La sortie de Syndromes and a century, après trois merveilles (Mysterious object at noon en 2000, Blissfully yours en 2001, Tropical malady en 2004), une multitude de courts-métrages (Worldly desires, Ghosts of Asia…) et d’installations promenées dans les galeries du monde entier, après toutes ces images et tous ces sons désirables, est davantage que la confirmation d’un talent hors normes, c’est déjà, récompensée, l’impatience d’un rendez-vous. Syndromes and a century ne convertira peut-être pas les ultimes réfractaires aux douceurs thaïs, mais qu’importe : à ceux qu’enchante le cinéma d’Apichatpong Weerasethakul, qui goûtent ses propriétés réconfortantes, Syndromes and a century sera le baume idéal. Le pansement appliqué aussi sur la relative, mais très sensible baisse de forme des grands auteurs asiatiques des années 90 – Hou Hsiao-hsien et Tsai Ming-liang, dont on se fatigue un peu, Wong Kar-wai et Takeshi Kitano, tous deux presque en perdition. Il est heureux que Weerasethakul ait tourné son premier long-métrage en 2000 : la coupure avec le cinéma de la décennie précédente, beau mais périssable, n’en est que plus nette.

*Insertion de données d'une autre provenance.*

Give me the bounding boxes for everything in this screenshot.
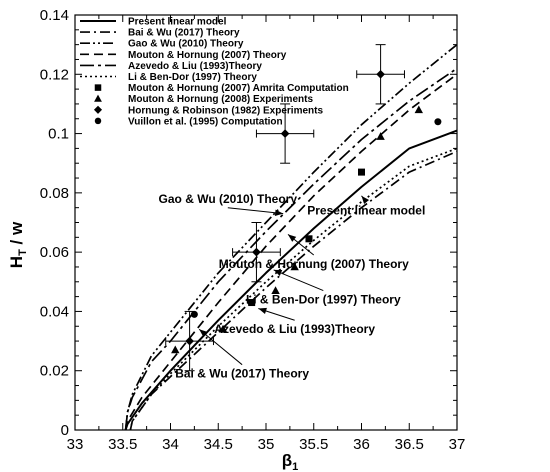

Syndromes and a century semble être le film le plus personnel de son auteur. Au moins parce qu’il convoque sa biographie. Fils d’un couple de médecins d’un petit hôpital de campagne, Apichatpong a grandi parmi les remèdes et les diagnostics. On connaît déjà son goût pour la consultation et la pommade (Blisfully yours les avait abondamment évoquées), les peaux abîmées que l’on réconforte d’une caresse, le baume au cœur, tous symptômes et toutes guérisons qui forment la courbe des maladies d’amour. Selon le schéma narratif auquel il nous a habitué (dans Blisfully yours et Tropical malady), et pour la dernière fois annonce-t-il, Weerasethakul coupe son film en deux, comme un fruit. Première partie, inspirée par la vie de ses parents : dans les années 60, dans un hôpital de campagne, une jeune médecin ne répond pas aux avances gentilles d’un collègue, et se souvient de son histoire avec un expert en orchidées. Deuxième partie, aujourd’hui à Bangkok, la même jeune femme, le même amoureux timide, et un autre homme, qui va rejoindre sa fiancée à la campagne. Et puis, d’une époque à l’autre, un moine bouddhiste persécuté par des poulets, son disciple qui aurait aimé être DJ, un dentiste chanteur de variété ému par le jeune moine, deux mamies docteurs portées sur la bouteille, un jeune malade délicat.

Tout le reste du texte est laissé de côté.